The new bank's founders wanted to select a name that would apply in other parts of the West if it expanded eventually, Hippler says. "We didn't want to be stuck with a name that didn't apply in this part of the country." Hippler, for the second time, would head a Coeur d'Alene-based financial institution named Mountain West.
The bank was founded in 1993 as a federally chartered savings and loan, then in 1999 became an Idaho state-chartered commercial bank because it had become more involved in serving small businesses and wanted to reflect that.
"From the start, our original intent was to concentrate on real estate, and it still remains our core," Hippler says. "We're the largest community bank residential lender in Idaho in terms of production" of mortgages, although some megabanks do more business in the state, he says.
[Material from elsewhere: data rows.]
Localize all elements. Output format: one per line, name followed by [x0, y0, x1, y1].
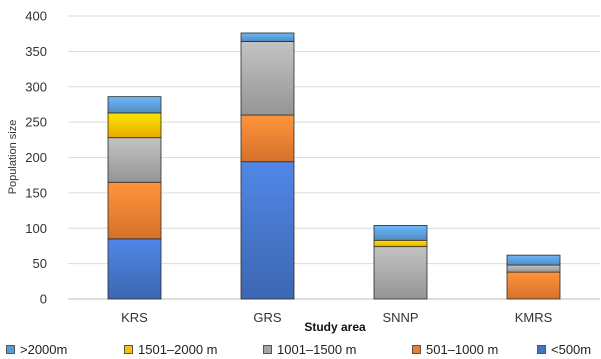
legend-swatch	[537, 344, 546, 354]
y-tick-label: 250	[25, 115, 47, 130]
bar-segment	[107, 96, 162, 114]
legend-swatch	[124, 344, 133, 354]
bar-segment	[107, 137, 162, 183]
legend-swatch	[6, 344, 15, 354]
bar-segment	[107, 238, 162, 300]
x-tick-label: SNNP	[382, 310, 418, 325]
bar-segment	[107, 112, 162, 139]
bar-segment	[240, 41, 295, 116]
y-tick-label: 50	[33, 256, 47, 271]
legend-label: 501–1000 m	[426, 341, 499, 357]
bar-segment	[506, 271, 561, 300]
legend-item: 1501–2000 m	[124, 339, 218, 359]
x-tick-label: KRS	[121, 310, 148, 325]
legend-label: >2000m	[20, 341, 68, 357]
legend-label: 1001–1500 m	[277, 341, 357, 357]
legend-item: 1001–1500 m	[263, 339, 357, 359]
bar-segment	[240, 114, 295, 163]
bars	[107, 32, 561, 300]
x-tick-label: KMRS	[515, 310, 553, 325]
y-tick-label: 0	[40, 292, 47, 307]
legend-item: 501–1000 m	[412, 339, 498, 359]
bar-segment	[240, 161, 295, 300]
y-tick-label: 200	[25, 150, 47, 165]
bar-segment	[506, 264, 561, 273]
y-tick-label: 350	[25, 44, 47, 59]
y-tick-label: 150	[25, 185, 47, 200]
legend-label: 1501–2000 m	[138, 341, 218, 357]
y-axis-ticks: 0 50 100 150 200 250 300 350 400	[25, 9, 47, 307]
bar-segment	[240, 32, 295, 42]
bar-segment	[373, 246, 428, 300]
y-tick-label: 100	[25, 221, 47, 236]
x-axis-title: Study area	[304, 320, 366, 334]
bar-segment	[373, 225, 428, 241]
x-axis-ticks: KRS GRS SNNP KMRS	[121, 310, 552, 325]
legend-label: <500m	[551, 341, 592, 357]
bar-segment	[506, 254, 561, 266]
legend-item: <500m	[537, 339, 591, 359]
y-tick-label: 300	[25, 79, 47, 94]
x-tick-label: GRS	[253, 310, 282, 325]
chart-legend: >2000m 1501–2000 m 1001–1500 m 501–1000 m <5…	[0, 339, 601, 359]
bar-segment	[107, 181, 162, 240]
legend-item: >2000m	[6, 339, 67, 359]
y-axis-title: Population size	[7, 120, 19, 195]
y-tick-label: 400	[25, 9, 47, 24]
legend-swatch	[412, 344, 421, 354]
legend-swatch	[263, 344, 272, 354]
bar-segment	[373, 239, 428, 248]
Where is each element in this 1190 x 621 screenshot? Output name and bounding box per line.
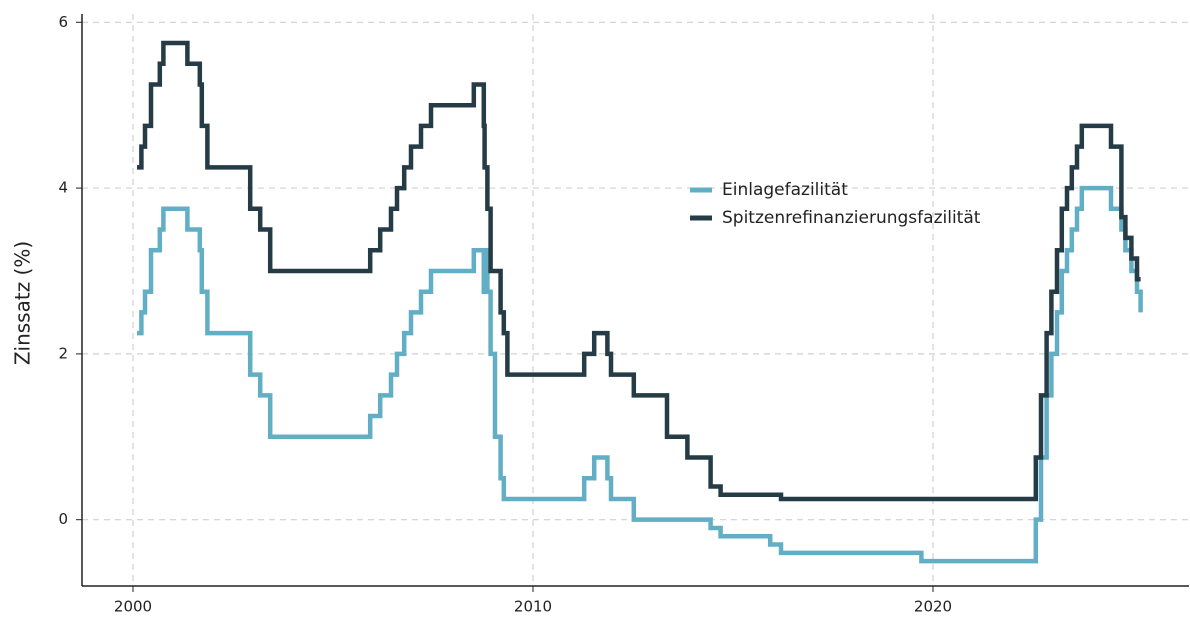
legend-label: Einlagefazilität (722, 180, 848, 200)
x-tick-label: 2010 (514, 598, 552, 616)
y-axis-label: Zinssatz (%) (11, 241, 35, 365)
x-tick-label: 2000 (114, 598, 152, 616)
y-tick-label: 2 (58, 344, 68, 362)
y-tick-label: 6 (58, 13, 68, 31)
series-line (137, 185, 1143, 564)
y-tick-label: 0 (58, 510, 68, 528)
y-tick-label: 4 (58, 179, 68, 197)
x-tick-label: 2020 (914, 598, 952, 616)
legend-label: Spitzenrefinanzierungsfazilität (722, 208, 981, 228)
series-line (137, 40, 1141, 502)
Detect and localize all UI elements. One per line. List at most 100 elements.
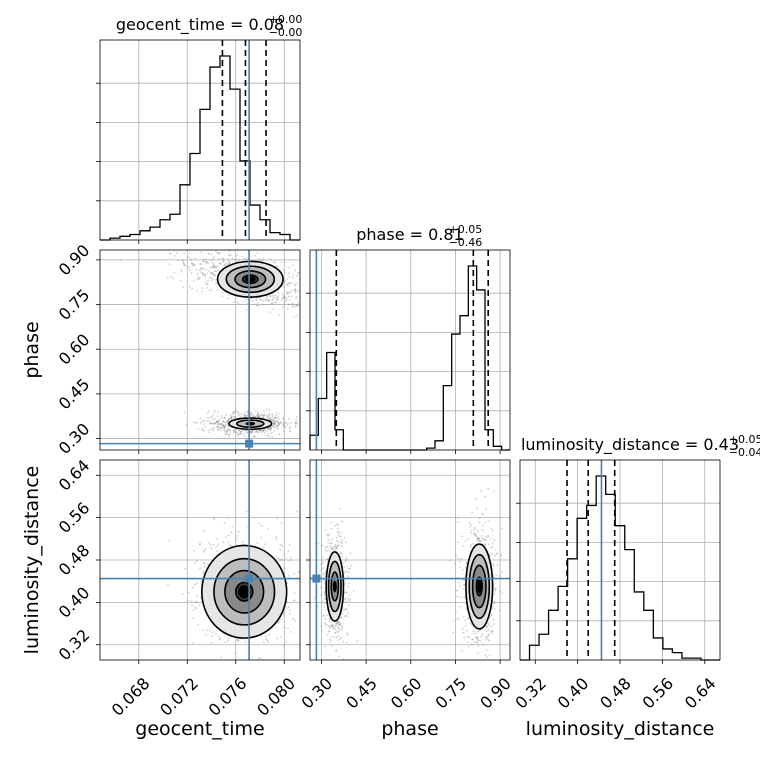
sample-point bbox=[276, 637, 278, 640]
sample-point bbox=[326, 614, 328, 617]
sample-point bbox=[498, 609, 501, 612]
sample-point bbox=[269, 295, 272, 297]
sample-point bbox=[266, 434, 269, 437]
sample-point bbox=[340, 628, 343, 631]
sample-point bbox=[245, 414, 248, 416]
sample-point bbox=[289, 421, 292, 424]
sample-point bbox=[341, 626, 344, 629]
sample-point bbox=[481, 537, 484, 540]
sample-point bbox=[277, 291, 280, 294]
sample-point bbox=[327, 534, 330, 537]
sample-point bbox=[207, 252, 209, 255]
sample-point bbox=[334, 543, 337, 546]
sample-point bbox=[277, 423, 279, 426]
sample-point bbox=[206, 272, 209, 275]
sample-point bbox=[252, 435, 255, 437]
sample-point bbox=[222, 424, 224, 427]
sample-point bbox=[491, 607, 494, 610]
sample-point bbox=[275, 536, 277, 538]
sample-point bbox=[275, 427, 278, 429]
sample-point bbox=[268, 417, 271, 419]
sample-point bbox=[233, 227, 235, 229]
sample-point bbox=[459, 585, 462, 588]
sample-point bbox=[255, 410, 257, 413]
sample-point bbox=[276, 265, 279, 268]
sample-point bbox=[249, 414, 252, 417]
sample-point bbox=[221, 427, 224, 430]
sample-point bbox=[323, 606, 326, 608]
sample-point bbox=[266, 428, 269, 430]
sample-point bbox=[295, 304, 298, 306]
sample-point bbox=[456, 521, 459, 523]
sample-point bbox=[227, 420, 229, 422]
sample-point bbox=[283, 422, 286, 424]
sample-point bbox=[198, 278, 200, 280]
sample-point bbox=[473, 526, 476, 529]
sample-point bbox=[210, 422, 213, 425]
sample-point bbox=[336, 545, 339, 548]
sample-point bbox=[494, 588, 497, 590]
sample-point bbox=[320, 563, 322, 566]
sample-point bbox=[294, 421, 297, 424]
sample-point bbox=[269, 426, 272, 429]
sample-point bbox=[490, 633, 493, 635]
sample-point bbox=[283, 425, 286, 427]
sample-point bbox=[228, 260, 231, 263]
sample-point bbox=[170, 275, 173, 278]
sample-point bbox=[347, 604, 350, 606]
sample-point bbox=[301, 303, 303, 305]
sample-point bbox=[473, 528, 476, 531]
sample-point bbox=[472, 542, 474, 545]
sample-point bbox=[340, 531, 343, 534]
sample-point bbox=[331, 550, 334, 552]
sample-point bbox=[292, 306, 295, 309]
sample-point bbox=[287, 550, 290, 552]
sample-point bbox=[278, 621, 281, 624]
sample-point bbox=[267, 417, 269, 420]
sample-point bbox=[333, 623, 336, 626]
sample-point bbox=[278, 412, 281, 415]
x-tick-label-phase: 0.30 bbox=[298, 674, 337, 713]
sample-point bbox=[263, 428, 266, 431]
sample-point bbox=[241, 541, 244, 543]
sample-point bbox=[245, 258, 248, 261]
sample-point bbox=[188, 266, 191, 269]
sample-point bbox=[258, 416, 260, 418]
sample-point bbox=[322, 567, 325, 570]
sample-point bbox=[257, 416, 260, 418]
sample-point bbox=[230, 417, 233, 419]
sample-point bbox=[222, 257, 225, 260]
sample-point bbox=[328, 619, 330, 622]
sample-point bbox=[268, 633, 271, 636]
sample-point bbox=[211, 428, 214, 430]
sample-point bbox=[224, 634, 227, 637]
sample-point bbox=[261, 259, 264, 262]
truth-marker bbox=[245, 574, 254, 583]
sample-point bbox=[344, 598, 347, 601]
sample-point bbox=[223, 425, 225, 428]
sample-point bbox=[212, 427, 215, 429]
sample-point bbox=[193, 264, 196, 266]
sample-point bbox=[495, 574, 498, 577]
sample-point bbox=[195, 421, 198, 424]
sample-point bbox=[202, 572, 205, 575]
sample-point bbox=[216, 537, 218, 540]
sample-point bbox=[288, 613, 291, 615]
sample-point bbox=[262, 410, 265, 413]
sample-point bbox=[206, 283, 209, 286]
sample-point bbox=[227, 420, 229, 423]
sample-point bbox=[225, 431, 228, 433]
sample-point bbox=[216, 415, 219, 418]
sample-point bbox=[216, 420, 219, 423]
sample-point bbox=[233, 652, 236, 654]
sample-point bbox=[237, 639, 240, 642]
sample-point bbox=[210, 276, 213, 279]
sample-point bbox=[334, 524, 337, 527]
sample-point bbox=[215, 266, 218, 269]
sample-point bbox=[346, 591, 348, 594]
sample-point bbox=[215, 545, 218, 548]
sample-point bbox=[220, 422, 223, 425]
sample-point bbox=[331, 547, 334, 550]
sample-point bbox=[322, 614, 325, 617]
sample-point bbox=[168, 252, 171, 254]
"I think our timing was pretty good," Hippler says. Yet, there was little increase in real estate values in the Coeur d'Alene area at first, he recalls. North Idaho was going through a transition away from the mines and mills that once had underpinned its economy, and which, when they were shut down, left lots of miners and loggers unemployed and Coeur d'Alene in the doldrums.
Coeur d'Alene reinvented itself, in part thanks to the building of The Coeur d'Alene Resort by Duane Hagadone and Jerry Jaeger, Hippler says.
"I always appreciated their courage," he says of that big project. "There certainly was no history or evidence that it was going to work."
Coeur d'Alene, he says, became more diversified, with more tourism businesses and other kinds of small businesses, and it also became a center for retirees.
Mountain West, meanwhile, became the Inland Northwest's No. 1 SBA lender, which Hippler says has given the bank another leg to stand on during the economic downturn.
Sound management also has helped during the last few tough years, he says, adding, "We have a great team."
Russ Porter, who's Mountain West's president and chief operating officer, will succeed Hippler as the company's CEO on Dec. 31, and Rod Colwell will succeed Porter as president and CEO.
Hippler, who turned 66 in September, says, "I like this job. I love this bank. I've really enjoyed the part of banking where you help people achieve their financial dreams. I've enjoyed watching the bank grow," and he's enjoyed seeing the bank's employees develop. When Mountain West started, its staff talked about how it would be an achievement to grow to $100 million in assets, but now it has $1.2 billion in assets, he says.
Yet, Hippler says, it's time for him to step aside.
"I've always believed that there's a time to make way for new leadership and new blood," he says. Besides, he says, just the rapid pace of technological change in banking is reason enough to change management after a time.
Hippler and his wife, Cyndi, have a home in Tucson, Ariz., and plan to spend the winter there and also to take a trip to New Zealand.